GÜMÜŞHANE TARİH & TURİZM




Santa Antik Kenti ;
İnanç turizmi açısından Sümela Manastırı ve Ayasofya Müzesi'nden sonra Hıristiyanlar için Doğu Karadeniz Bölgesi'ndeki en önemli turizm merkezidir. Gümüşhane ili sınırında bulunan Yeni Yayla Mevkii'ndeki Santa Harabeleri, kıyıdan yaklaşık 40 kilometre içeride bin 600 metre yükseklikte yer alıyor. Vadilerle birbirinden ayrılmış 3 ayrı yamaçta yer alan antik kentin ne zaman kurulduğu ise bilinmiyor. Orta Çağ'da kurulduğu ile ilgili bir delil olmamasına rağmen, derebeyi anlaşmazlıkları süresince yarı müstakil bir Rum sığınağı olarak kullanıldığı ve bunun yanında 17. ve 18. yüzyıllarda nüfusunun arttığı biliniyor.
19. yüzyılda yörede derebeyi egemenliğinin olduğu bir dönemde Santa'nın, doğal konumu ile bağımsız ve korunaklı bir sığınak olarak Hıristiyan toplumunun varlığını sürdürmesinde etkili oldu. Santa'da tarım ve hayvancılığın yanısıra, çevrede var olan kurşun ve demir gibi maden ocaklarının da işletildiği, hatta demirciliğin önemli bir meslek kolu olduğu bir yerleşim yeridir. Etrafı Ziyaret ve Karakaban Dağları, Zincirli, Kilise ve Uzunsırt gibi 2 bin metrenin üzerinde yükseltilerle kuşatılmış olan bölgenin girişe elverişli olan yeri sadece vadiye açılan kuzey kısmı. Burası, dışa kapalı, fakat kendi içinde su kaynaklarının varlığı ve bahçe ölçeğinde üretime elverişli toprağı ile yaşama elverişli. Birbirini kuş bakışı çok net bir şekilde görebilen 3 ayrı yamaç üzerine kurulmuş olan Santa'da mahalle olarak 7 yerleşim bulunuyor. Eski isimleriyle Piştoflu, Binatlı, İhsanlı, Zerzili, Çakallı, Zincanlı ve Zurnacılı ismi verilen mahallelerde, özellikle 18. yüzyılın son yarısında inşa edilen resmi binalar dikkat çekici özellikleri.

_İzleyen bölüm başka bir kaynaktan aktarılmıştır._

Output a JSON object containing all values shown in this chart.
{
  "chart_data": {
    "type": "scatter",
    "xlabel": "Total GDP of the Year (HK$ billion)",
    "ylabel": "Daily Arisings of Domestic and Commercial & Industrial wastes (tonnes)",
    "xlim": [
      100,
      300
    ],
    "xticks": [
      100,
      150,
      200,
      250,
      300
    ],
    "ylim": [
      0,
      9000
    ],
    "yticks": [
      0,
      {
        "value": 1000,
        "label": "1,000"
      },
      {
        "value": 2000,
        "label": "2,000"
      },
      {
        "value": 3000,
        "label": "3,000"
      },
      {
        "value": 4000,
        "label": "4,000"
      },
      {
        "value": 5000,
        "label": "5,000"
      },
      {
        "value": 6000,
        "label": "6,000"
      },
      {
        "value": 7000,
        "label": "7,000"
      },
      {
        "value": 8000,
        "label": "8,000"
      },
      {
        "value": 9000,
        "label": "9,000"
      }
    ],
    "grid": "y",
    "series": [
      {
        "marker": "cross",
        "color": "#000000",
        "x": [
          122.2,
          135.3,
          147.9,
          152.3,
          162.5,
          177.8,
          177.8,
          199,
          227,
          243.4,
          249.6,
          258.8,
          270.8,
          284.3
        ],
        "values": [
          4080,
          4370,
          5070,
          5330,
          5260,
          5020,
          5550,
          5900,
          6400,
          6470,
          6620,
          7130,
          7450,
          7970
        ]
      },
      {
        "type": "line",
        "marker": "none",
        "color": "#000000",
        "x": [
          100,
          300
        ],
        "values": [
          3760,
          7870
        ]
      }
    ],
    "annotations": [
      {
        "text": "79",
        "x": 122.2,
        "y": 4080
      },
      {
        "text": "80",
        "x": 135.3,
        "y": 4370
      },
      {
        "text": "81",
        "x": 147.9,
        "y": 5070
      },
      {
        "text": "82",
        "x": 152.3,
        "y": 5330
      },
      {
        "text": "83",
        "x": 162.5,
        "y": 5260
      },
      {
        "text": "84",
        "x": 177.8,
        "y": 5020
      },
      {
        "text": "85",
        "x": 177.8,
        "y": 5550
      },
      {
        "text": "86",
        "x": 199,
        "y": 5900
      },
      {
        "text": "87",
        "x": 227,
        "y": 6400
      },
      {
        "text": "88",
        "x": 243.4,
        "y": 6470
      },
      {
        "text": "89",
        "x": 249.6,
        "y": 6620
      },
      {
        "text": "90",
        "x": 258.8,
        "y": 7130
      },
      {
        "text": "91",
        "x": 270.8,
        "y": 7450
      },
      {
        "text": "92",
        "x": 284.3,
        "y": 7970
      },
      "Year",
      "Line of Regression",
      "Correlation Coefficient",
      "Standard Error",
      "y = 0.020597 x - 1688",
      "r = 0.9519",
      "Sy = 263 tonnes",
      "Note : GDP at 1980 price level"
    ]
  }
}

Satala Antik Kenti : (Sadak Köyü): Kelkit ilçesinin 17 km. güneydoğusunda Sadak köyündedir. Yörede XV. Legio Apollinaris armalı tuğla parçaları bulunmasıyla, buranın antik Satala kenti olduğu kesinleşmiştir. Bizans tarihçisi Prokopius, kentin tepelerle çevrili bir ovada kurulduğunu, İmparator Iustinianus’un surları onarttığını bildirmektedir. Satala kenti, Roma Lejyon Kampı çevresinde kurulup, gelişmiş ve imparatorluk döneminde Latin kültür merkezi olmuştur. Satala Kalesi su kemerleri, tiyatro, agora ve diğer yapı kalıntıları kent ve çevresinde görülebilir durumdadırlar. Satala Kalesi’nin, Bizans İmparatoru Iustinianus tarafından onartıldığı bilinmektedir.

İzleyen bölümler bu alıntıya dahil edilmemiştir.